Now it’s Friday night, and I’m out with a group looking for music. The pedestrian-only section of Beale Street is crowded with people drinking from plastic takeout cups, wandering through music and souvenir stores, and watching the Beale Street Flippers, athletic young men who perform a sort of combination cartwheel/somersault across the cobblestones for tips. The scene hasn’t reached frat-party status, but on some nights, it does.
With live music, most of the clubs have a cover charge, but they’re still busy. Our group tries Mr. Handy’s Blues Hall first, but it has standing room only, and we end up in Rum Boogie Cafe, where the music is not so loud that it drowns out conversation.
A block away is the Brass Note Walk of Fame, which celebrates more than 100 people who contributed to Memphis’s musical history with brass notes embedded in the sidewalk between Second and Third Streets in the style of the stars on Hollywood Boulevard’s Walk of Fame.
Finally, there is Graceland, which will host Elvis Week Aug. 10-18, when fans will mark the 35th anniversary of the death of the King of Rock ’n’ Roll.
Graceland’s importance to Memphis as a musical destination can’t be understated. Graceland opened for tours on June 7, 1982, five years after Elvis’s death. It wasn’t until after those tours starting drawing in music lovers that Sun Studio and Stax Records followed suit, the Smithsonian opened the Memphis Rock ‘n’ Soul Museum, or that Beale Street began its comeback.

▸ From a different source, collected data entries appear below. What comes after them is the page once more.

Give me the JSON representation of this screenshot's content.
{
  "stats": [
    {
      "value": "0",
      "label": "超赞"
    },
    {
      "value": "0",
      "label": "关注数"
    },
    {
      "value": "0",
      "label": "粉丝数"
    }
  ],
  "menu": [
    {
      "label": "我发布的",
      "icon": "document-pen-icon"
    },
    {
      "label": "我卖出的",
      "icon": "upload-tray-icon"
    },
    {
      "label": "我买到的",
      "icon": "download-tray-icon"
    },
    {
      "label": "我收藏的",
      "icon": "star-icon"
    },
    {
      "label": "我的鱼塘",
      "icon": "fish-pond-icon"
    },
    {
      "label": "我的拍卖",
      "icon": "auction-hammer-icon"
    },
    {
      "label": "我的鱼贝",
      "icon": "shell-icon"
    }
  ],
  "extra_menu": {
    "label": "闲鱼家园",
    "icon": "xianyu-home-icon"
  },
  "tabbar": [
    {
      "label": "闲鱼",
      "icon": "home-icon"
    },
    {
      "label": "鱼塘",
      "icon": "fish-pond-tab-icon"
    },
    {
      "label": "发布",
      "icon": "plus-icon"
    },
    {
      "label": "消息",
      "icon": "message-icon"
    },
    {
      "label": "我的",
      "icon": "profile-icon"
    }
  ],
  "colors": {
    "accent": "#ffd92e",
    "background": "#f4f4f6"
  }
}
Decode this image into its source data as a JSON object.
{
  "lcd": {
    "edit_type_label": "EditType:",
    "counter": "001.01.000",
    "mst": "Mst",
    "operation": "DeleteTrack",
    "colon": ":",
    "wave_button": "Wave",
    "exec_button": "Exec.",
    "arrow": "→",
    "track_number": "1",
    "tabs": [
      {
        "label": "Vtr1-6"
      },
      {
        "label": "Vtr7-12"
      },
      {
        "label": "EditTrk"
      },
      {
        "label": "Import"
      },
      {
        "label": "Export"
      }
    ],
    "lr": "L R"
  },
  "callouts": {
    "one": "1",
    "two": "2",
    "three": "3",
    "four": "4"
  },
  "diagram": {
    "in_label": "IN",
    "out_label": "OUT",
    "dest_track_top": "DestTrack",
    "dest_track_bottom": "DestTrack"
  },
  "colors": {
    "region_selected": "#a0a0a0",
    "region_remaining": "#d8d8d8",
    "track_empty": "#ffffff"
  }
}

Tours of Graceland are self-guided, so visitors proceed at their own pace, but most stop longest at the Jungle Room, with its waterfall, shag-carpeted walls and jungle motif; the billiard room, in which the walls and ceiling are covered with elaborately pleated print fabric; the displays of gold records and glitzy jumpsuits; and the Meditation Garden, where Elvis, his parents and other family members are buried.